Highlights & Insights¶
- Architectural Solutions for Safety: Analogous to Data Execution Prevention (DEP) in computer security, ASIDE distinguishes executable and non-executable memory at the architectural level. This is the first work to successfully adapt this concept to LLMs.
- Zero-Cost Safety Gains: Significant safety improvements are achieved without adversarial training, safety datasets, or additional parameters, relying solely on a fixed rotation and standard SFT.
- Rotation vs. Offset Design Insight: While ISE uses learnable offsets to create distinction, these can be neutralized as layers deepen. Orthogonal rotation provides geometric persistence by creating orthogonal subspaces rather than just shifting locations in the same subspace.
Limitations & Future Work¶
- Requires knowledge of functional roles (instruction vs. data) for each token at deployment, which limits applicability in general-purpose chat assistants where roles are blurred.
- Not tested on safety-tuned Instruct models (intentional for this study, but relevant for real-world deployment). The interaction between ASIDE and safety tuning is unknown.
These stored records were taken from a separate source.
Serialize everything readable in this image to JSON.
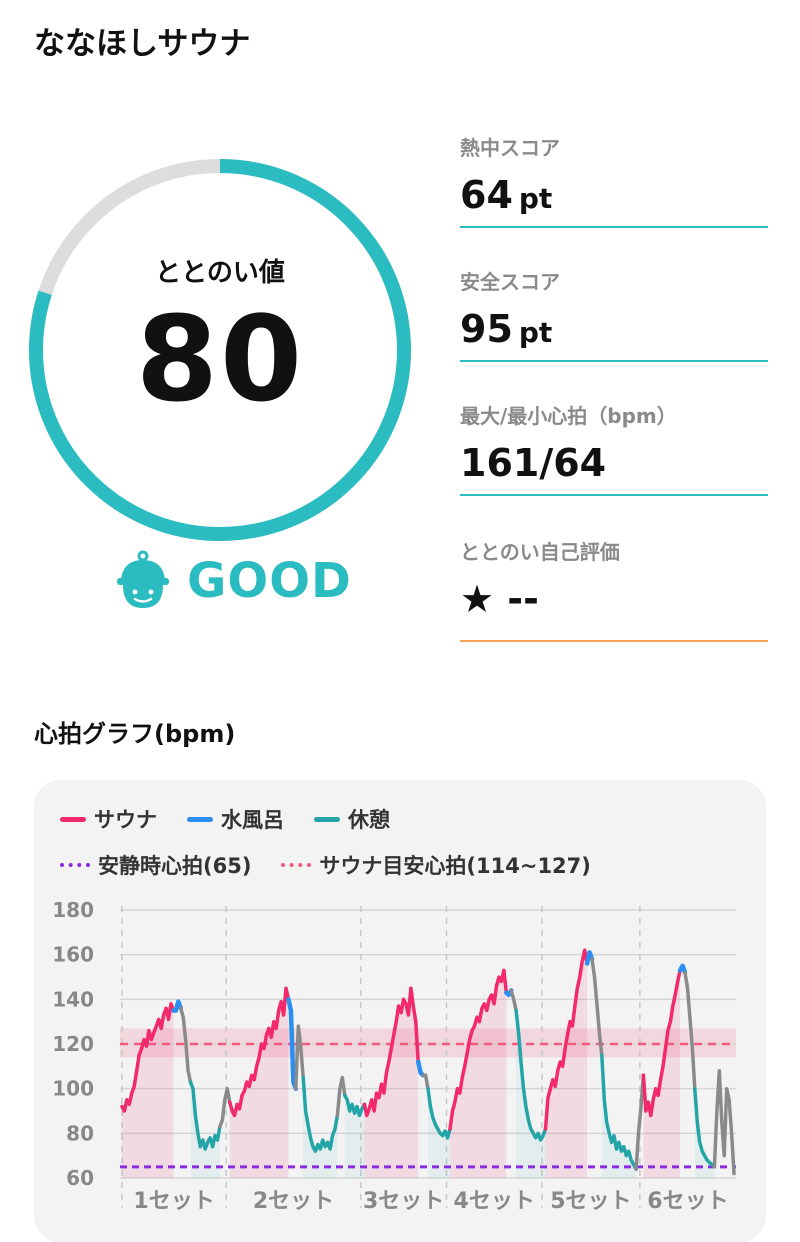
{
  "header": {
    "title": "ななほしサウナ"
  },
  "gauge": {
    "label": "ととのい値",
    "value": "80",
    "max": 100,
    "rating": "GOOD",
    "colors": {
      "accent": "#2bbcc2",
      "track": "#dddddd"
    },
    "icon": "sauna-hat-face-icon"
  },
  "metrics": [
    {
      "label": "熱中スコア",
      "value": "64",
      "unit": "pt"
    },
    {
      "label": "安全スコア",
      "value": "95",
      "unit": "pt"
    },
    {
      "label": "最大/最小心拍（bpm）",
      "value": "161/64",
      "unit": ""
    },
    {
      "label": "ととのい自己評価",
      "value": "★ --",
      "unit": ""
    }
  ],
  "graph_title": "心拍グラフ(bpm)",
  "legend": {
    "sauna": "サウナ",
    "water": "水風呂",
    "rest": "休憩",
    "resting_hr": "安静時心拍(65)",
    "target_hr": "サウナ目安心拍(114~127)"
  },
  "chart_data": {
    "type": "line",
    "ylim": [
      60,
      180
    ],
    "yticks": [
      60,
      80,
      100,
      120,
      140,
      160,
      180
    ],
    "categories": [
      "1セット",
      "2セット",
      "3セット",
      "4セット",
      "5セット",
      "6セット"
    ],
    "resting_hr": 65,
    "target_range": [
      114,
      127
    ],
    "target_line": 120,
    "colors": {
      "sauna": "#f2296b",
      "water": "#2a8ff0",
      "rest": "#23a5a8",
      "other": "#8a8a8a",
      "resting": "#8a2be2",
      "target": "#f05a7e"
    },
    "segments": [
      {
        "type": "sauna",
        "values": [
          92,
          90,
          95,
          93,
          98,
          101,
          108,
          115,
          118,
          122,
          119,
          126,
          122,
          125,
          128,
          131,
          127,
          133,
          136,
          131,
          138,
          135
        ]
      },
      {
        "type": "water",
        "values": [
          135,
          139,
          136
        ]
      },
      {
        "type": "other",
        "values": [
          132,
          122,
          108,
          103
        ]
      },
      {
        "type": "rest",
        "values": [
          100,
          88,
          80,
          74,
          77,
          73,
          76,
          78,
          74,
          79,
          77,
          83
        ]
      },
      {
        "type": "other",
        "values": [
          86,
          95,
          100,
          94
        ]
      },
      {
        "type": "sauna",
        "values": [
          90,
          88,
          93,
          91,
          97,
          99,
          103,
          101,
          106,
          104,
          110,
          114,
          120,
          118,
          124,
          127,
          123,
          130,
          127,
          135,
          139,
          133,
          145,
          140
        ]
      },
      {
        "type": "water",
        "values": [
          135,
          103,
          100
        ]
      },
      {
        "type": "other",
        "values": [
          128,
          119,
          105
        ]
      },
      {
        "type": "rest",
        "values": [
          90,
          84,
          78,
          74,
          72,
          75,
          73,
          77,
          74,
          76,
          73,
          79,
          82,
          88
        ]
      },
      {
        "type": "other",
        "values": [
          100,
          105,
          97
        ]
      },
      {
        "type": "rest",
        "values": [
          95,
          90,
          93,
          89,
          92,
          88,
          91,
          93
        ]
      },
      {
        "type": "sauna",
        "values": [
          88,
          91,
          95,
          90,
          98,
          96,
          102,
          98,
          107,
          112,
          118,
          124,
          130,
          137,
          134,
          140,
          138,
          133,
          145,
          137,
          130,
          112
        ]
      },
      {
        "type": "water",
        "values": [
          107,
          106
        ]
      },
      {
        "type": "other",
        "values": [
          106,
          100
        ]
      },
      {
        "type": "rest",
        "values": [
          92,
          87,
          84,
          82,
          80,
          79,
          81,
          78,
          82
        ]
      },
      {
        "type": "sauna",
        "values": [
          90,
          94,
          100,
          98,
          105,
          110,
          116,
          122,
          126,
          128,
          132,
          130,
          136,
          138,
          135,
          140,
          142,
          138,
          146,
          150,
          148,
          153,
          143
        ]
      },
      {
        "type": "water",
        "values": [
          142,
          144
        ]
      },
      {
        "type": "other",
        "values": [
          140,
          135
        ]
      },
      {
        "type": "rest",
        "values": [
          125,
          112,
          100,
          92,
          86,
          82,
          80,
          78,
          80,
          77,
          79,
          82
        ]
      },
      {
        "type": "sauna",
        "values": [
          96,
          100,
          104,
          101,
          108,
          112,
          110,
          118,
          124,
          130,
          128,
          137,
          145,
          150,
          157,
          162,
          156
        ]
      },
      {
        "type": "water",
        "values": [
          161,
          158
        ]
      },
      {
        "type": "other",
        "values": [
          150,
          138,
          125,
          115
        ]
      },
      {
        "type": "rest",
        "values": [
          95,
          85,
          80,
          76,
          79,
          73,
          76,
          72,
          74,
          70,
          72,
          68,
          66,
          64
        ]
      },
      {
        "type": "other",
        "values": [
          80,
          92,
          106
        ]
      },
      {
        "type": "sauna",
        "values": [
          90,
          94,
          88,
          95,
          100,
          97,
          104,
          110,
          118,
          126,
          130,
          137,
          142,
          148,
          153
        ]
      },
      {
        "type": "water",
        "values": [
          155,
          152
        ]
      },
      {
        "type": "other",
        "values": [
          145,
          132,
          118,
          100
        ]
      },
      {
        "type": "rest",
        "values": [
          85,
          76,
          72,
          70,
          68,
          67,
          66,
          65
        ]
      },
      {
        "type": "other",
        "values": [
          90,
          108,
          85,
          70,
          100,
          95,
          80,
          62
        ]
      }
    ]
  }
}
- Limited improvement on StruQ-OOD attacks, indicating that OOD injection remains a challenge.
- Whether the fixed \(\frac{\pi}{2}\) rotation is optimal hasn't been fully explored (e.g., other angles or learnable rotations).
Related Work & Insights¶
- vs. ISE (Wu et al., 2024): ISE uses learnable offsets that lose separation in deeper layers, resulting in safety metrics similar to or worse than Vanilla. ASIDE provides more persistent separation via rotation.
- vs. Prompt Engineering: Delimiters and special tokens operate at the input level and can be forged; ASIDE operates at the embedding level, where attackers cannot manipulate the rotation.
- vs. Adversarial Training: Adversarial training is reactive to specific attacks, whereas ASIDE offers an attack-agnostic structural defense.
- This method can be extended to multi-level hierarchies (e.g., system > user > tool) by defining additional orthogonal transformations.
Rating¶
- Novelty: ⭐⭐⭐⭐⭐ First architectural implementation of instruction-data separation; clear and elegant concept.
- Experimental Thoroughness: ⭐⭐⭐⭐ 6 models × 8 safety benchmarks + separability assessment + interpretability analysis; lacks Instruct model testing.
- Writing Quality: ⭐⭐⭐⭐⭐ Motivated by classical computer security principles; fluent and logical.
- Value: ⭐⭐⭐⭐⭐ Provides a brand-new path for safety enhancement that is practical and theoretically sound.